Plaude all’iniziativa, finalmente “sbloccata” dal ministro Garavaglia, Confindustria Alberghi: «È uno strumento – dichiara la presidente Maria Carmela Colaiacovo – che chiedevamo da molto tempo. Non solo per la lotta all’evasione e alla concorrenza sleale, ma anche per fotografare quei fenomeni che in passato, in assenza di controlli, hanno provocato lo svuotamento delle città». Più cauti property manager e gestori di affitti brevi rappresentati dall’associazione Aigab, per i quali sarà cruciale vedere come verrà attuata la banca dati. «Potrebbero prendere il portale di Turismo 5, a cui gli operatori di alcune regioni sono già tenuti a comunicare i flussi, ed estenderlo a livello nazionale – dice il presidente Marco Celani – senza sprecare soldi pubblici nello sviluppo di altre macchinose piattaforme». Sono i proprietari immobiliari, poi, a ricordare che già esiste un ampio pacchetto di regole che disciplina il mercato degli affitti brevi. «Si tratta di un ennesimo obbligo – afferma Giorgio Spaziani Testa, presidente di Confedilizia – che si aggiunge ai tanti introdotti negli ultimi anni. Si pensi alla comunicazione alla Questura, alla ritenuta Irpef sui canoni, alla comunicazione alle Entrate da parte di intermediari e portali, alla recentissima e illogica presunzione di imprenditorialità in funzione del numero degli appartamenti. Invochiamo una tregua normativa sul tema».

 

Le altre regole

Il “grande fratello” sugli affitti brevi, in effetti, ha già diversi occhi che dovrebbero disincentivare il sommerso.

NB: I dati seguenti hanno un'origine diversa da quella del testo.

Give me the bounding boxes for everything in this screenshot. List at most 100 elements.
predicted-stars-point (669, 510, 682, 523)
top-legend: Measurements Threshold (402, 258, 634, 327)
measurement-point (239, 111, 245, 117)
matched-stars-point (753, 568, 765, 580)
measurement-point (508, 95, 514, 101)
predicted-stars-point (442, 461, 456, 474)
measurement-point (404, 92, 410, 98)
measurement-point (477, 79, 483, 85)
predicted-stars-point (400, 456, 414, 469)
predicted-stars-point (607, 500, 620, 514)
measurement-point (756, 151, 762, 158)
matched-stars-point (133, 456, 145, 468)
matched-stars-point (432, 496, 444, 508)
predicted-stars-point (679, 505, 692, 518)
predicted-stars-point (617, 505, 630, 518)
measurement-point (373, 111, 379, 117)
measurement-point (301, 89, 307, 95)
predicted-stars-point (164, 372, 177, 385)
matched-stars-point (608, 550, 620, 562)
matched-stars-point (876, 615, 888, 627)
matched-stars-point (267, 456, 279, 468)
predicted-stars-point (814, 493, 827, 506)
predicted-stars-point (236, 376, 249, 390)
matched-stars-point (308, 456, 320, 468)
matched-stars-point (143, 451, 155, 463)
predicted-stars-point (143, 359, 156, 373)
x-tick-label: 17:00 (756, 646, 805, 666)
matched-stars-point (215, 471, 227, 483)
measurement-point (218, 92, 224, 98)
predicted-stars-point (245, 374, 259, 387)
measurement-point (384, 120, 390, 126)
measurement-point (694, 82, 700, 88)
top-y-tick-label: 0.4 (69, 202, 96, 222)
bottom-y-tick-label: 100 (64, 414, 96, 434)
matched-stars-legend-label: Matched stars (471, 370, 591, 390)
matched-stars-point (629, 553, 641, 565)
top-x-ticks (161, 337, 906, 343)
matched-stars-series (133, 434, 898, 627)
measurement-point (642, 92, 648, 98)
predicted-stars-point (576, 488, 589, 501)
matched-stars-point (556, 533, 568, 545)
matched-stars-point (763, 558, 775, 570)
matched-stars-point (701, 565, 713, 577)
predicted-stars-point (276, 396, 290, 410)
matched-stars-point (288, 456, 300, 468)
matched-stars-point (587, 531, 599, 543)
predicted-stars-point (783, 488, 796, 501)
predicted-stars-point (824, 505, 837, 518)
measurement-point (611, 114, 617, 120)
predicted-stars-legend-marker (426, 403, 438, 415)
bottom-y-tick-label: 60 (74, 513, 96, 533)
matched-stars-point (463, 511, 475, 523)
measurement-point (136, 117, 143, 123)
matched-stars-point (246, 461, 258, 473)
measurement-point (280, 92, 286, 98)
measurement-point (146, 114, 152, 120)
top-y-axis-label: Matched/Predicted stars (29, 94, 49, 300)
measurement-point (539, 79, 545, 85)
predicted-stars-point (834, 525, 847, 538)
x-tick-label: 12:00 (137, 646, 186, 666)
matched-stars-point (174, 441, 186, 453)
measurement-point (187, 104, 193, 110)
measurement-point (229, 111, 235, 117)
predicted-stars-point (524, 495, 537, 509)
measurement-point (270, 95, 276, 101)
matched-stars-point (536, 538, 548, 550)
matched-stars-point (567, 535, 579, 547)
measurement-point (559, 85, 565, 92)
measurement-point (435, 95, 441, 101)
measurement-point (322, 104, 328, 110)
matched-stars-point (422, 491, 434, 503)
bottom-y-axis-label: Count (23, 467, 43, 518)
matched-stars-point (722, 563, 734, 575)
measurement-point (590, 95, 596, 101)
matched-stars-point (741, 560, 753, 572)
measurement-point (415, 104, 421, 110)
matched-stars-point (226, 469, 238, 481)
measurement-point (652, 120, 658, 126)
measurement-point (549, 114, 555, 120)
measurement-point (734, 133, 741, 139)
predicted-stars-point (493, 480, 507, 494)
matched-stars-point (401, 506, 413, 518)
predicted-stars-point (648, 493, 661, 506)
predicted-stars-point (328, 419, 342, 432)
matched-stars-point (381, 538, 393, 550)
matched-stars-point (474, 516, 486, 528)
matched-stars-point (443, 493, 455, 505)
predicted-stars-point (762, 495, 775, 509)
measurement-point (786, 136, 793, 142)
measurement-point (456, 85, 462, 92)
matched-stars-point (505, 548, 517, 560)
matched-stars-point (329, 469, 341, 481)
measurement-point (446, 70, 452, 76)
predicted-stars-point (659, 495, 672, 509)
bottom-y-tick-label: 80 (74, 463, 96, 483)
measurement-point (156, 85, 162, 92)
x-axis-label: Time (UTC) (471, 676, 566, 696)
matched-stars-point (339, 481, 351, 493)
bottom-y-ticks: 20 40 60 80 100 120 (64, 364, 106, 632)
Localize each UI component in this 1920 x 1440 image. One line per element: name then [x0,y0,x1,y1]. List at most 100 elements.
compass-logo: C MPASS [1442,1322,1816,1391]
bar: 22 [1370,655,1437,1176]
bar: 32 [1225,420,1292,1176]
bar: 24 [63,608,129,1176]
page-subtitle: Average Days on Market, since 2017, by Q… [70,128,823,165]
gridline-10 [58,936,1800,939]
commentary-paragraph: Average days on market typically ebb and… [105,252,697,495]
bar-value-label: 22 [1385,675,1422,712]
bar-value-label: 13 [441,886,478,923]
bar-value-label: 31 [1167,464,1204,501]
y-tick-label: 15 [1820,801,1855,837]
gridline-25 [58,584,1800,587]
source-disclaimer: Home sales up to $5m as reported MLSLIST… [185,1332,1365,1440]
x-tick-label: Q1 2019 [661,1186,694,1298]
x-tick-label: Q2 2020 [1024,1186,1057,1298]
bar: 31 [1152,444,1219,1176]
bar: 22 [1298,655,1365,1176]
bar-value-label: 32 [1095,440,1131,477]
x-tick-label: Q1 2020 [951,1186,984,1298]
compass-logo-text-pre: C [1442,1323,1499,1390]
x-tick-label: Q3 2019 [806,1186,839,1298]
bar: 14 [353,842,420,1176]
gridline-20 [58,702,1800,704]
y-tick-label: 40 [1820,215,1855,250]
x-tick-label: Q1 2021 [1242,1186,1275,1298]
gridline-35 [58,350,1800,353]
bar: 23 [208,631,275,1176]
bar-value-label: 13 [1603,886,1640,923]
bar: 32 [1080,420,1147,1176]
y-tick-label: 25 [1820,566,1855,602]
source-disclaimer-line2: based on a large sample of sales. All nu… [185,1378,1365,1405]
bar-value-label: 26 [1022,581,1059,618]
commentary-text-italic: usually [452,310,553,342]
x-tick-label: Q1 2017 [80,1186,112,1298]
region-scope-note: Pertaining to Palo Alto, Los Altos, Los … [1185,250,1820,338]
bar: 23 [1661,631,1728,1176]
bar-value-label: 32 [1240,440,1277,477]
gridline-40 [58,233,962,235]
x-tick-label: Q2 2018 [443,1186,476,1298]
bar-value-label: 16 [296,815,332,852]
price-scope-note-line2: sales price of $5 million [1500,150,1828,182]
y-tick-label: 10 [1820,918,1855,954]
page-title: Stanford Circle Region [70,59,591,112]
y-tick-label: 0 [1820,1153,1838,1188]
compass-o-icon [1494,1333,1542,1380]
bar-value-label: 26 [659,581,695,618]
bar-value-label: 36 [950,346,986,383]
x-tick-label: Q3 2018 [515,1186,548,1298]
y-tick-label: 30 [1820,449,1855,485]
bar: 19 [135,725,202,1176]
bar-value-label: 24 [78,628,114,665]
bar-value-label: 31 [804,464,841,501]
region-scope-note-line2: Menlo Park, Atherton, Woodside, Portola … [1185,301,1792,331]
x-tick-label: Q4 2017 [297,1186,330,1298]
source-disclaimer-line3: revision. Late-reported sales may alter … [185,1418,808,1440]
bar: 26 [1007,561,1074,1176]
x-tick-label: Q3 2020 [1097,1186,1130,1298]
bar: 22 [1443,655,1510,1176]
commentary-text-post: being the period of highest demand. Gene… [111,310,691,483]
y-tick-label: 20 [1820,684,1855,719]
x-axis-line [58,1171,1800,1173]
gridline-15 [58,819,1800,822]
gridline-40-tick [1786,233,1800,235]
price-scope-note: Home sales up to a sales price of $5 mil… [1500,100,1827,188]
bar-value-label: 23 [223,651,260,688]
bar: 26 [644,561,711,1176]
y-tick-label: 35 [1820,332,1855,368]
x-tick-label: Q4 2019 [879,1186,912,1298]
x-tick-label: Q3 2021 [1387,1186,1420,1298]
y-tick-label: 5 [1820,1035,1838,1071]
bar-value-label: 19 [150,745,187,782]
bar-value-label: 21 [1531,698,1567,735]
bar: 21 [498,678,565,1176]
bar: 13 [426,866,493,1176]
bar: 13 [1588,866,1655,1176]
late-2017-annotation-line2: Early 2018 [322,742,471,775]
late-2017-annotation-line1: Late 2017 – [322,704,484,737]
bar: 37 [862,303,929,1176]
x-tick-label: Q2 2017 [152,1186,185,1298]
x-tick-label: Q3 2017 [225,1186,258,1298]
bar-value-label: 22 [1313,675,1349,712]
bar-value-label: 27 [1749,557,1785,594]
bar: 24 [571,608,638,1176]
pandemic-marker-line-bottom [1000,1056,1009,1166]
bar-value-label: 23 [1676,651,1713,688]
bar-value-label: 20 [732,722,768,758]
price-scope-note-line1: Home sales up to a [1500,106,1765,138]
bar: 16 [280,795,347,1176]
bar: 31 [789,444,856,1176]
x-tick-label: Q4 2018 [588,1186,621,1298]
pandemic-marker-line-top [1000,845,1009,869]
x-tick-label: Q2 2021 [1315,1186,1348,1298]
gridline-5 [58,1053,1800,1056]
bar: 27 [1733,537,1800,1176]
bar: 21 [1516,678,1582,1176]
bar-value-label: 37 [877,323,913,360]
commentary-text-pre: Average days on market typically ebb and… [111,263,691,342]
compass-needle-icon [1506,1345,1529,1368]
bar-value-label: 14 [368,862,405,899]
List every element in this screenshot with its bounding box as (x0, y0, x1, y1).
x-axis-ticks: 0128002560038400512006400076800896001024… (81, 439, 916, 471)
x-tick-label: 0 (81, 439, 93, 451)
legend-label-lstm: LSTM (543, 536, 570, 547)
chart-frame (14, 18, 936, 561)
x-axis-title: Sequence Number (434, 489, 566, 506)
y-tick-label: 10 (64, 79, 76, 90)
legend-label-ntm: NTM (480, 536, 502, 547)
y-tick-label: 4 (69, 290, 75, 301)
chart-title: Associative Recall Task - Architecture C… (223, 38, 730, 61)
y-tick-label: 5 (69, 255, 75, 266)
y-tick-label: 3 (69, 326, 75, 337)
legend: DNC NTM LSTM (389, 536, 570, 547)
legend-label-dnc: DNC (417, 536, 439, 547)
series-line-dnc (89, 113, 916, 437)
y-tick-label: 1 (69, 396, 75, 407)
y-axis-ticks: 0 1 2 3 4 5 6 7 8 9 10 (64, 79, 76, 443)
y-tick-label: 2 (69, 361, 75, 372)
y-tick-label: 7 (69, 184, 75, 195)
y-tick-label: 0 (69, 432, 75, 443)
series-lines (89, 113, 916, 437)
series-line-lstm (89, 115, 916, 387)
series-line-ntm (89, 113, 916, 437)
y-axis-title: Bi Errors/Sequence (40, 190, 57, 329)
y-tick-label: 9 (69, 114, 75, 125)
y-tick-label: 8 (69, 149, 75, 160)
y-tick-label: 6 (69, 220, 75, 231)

  1. Innanzitutto ci sono le norme regionali, che si muovono in ordine sparso, ma che spesso già prevedono l’obbligo di comunicare i flussi al portale statistico Turismo 5 o l’inizio attività presso il Comune. Inoltre, in attesa della banca dati della ricettività i cui dati potranno essere  trasferiti all’agenzia delle Entrate come previsto dal Dl 34/2019, il ministero dell’Interno è già tenuto a inviare al Fisco i dati delle comunicazioni al portale Alloggiatiweb della Polizia di Stato: qui tutti gli host sono tenuti a trasmettere le generalità degli ospiti, come disposto dal decreto “Sicurezza” (Dl 113/2018).
  2. A tutto ciò si aggiungono, per effetto del Dl 50/2017, le ritenute della cedolare secca applicate dagli intermediari e dai portali che operano come sostituti d’imposta. Oppure i dati che devono trasmettere all’amministrazione finanziaria le online travel agencies che non incassano direttamente. Incrociarli tra loro potrebbe già bastare per far emergere il sommerso.«Il problema – conclude Celani – è che, senza individuare un titolare dei controlli, le norme poi restano lettera morta. E anche se noi operatori professionali investiamo e filtriamo l’offerta, così ci sarà sempre chi preferirà farlo in nero. Messo in piedi il sistema di regole, vanno erogate le sanzioni. La verifica dei codici sugli annunci può essere fatta anche digitalmente e la Pa si deve dotare di mezzi per eseguire certi controlli. Sanzionando anche i portali che pubblicheranno offerte non regolari».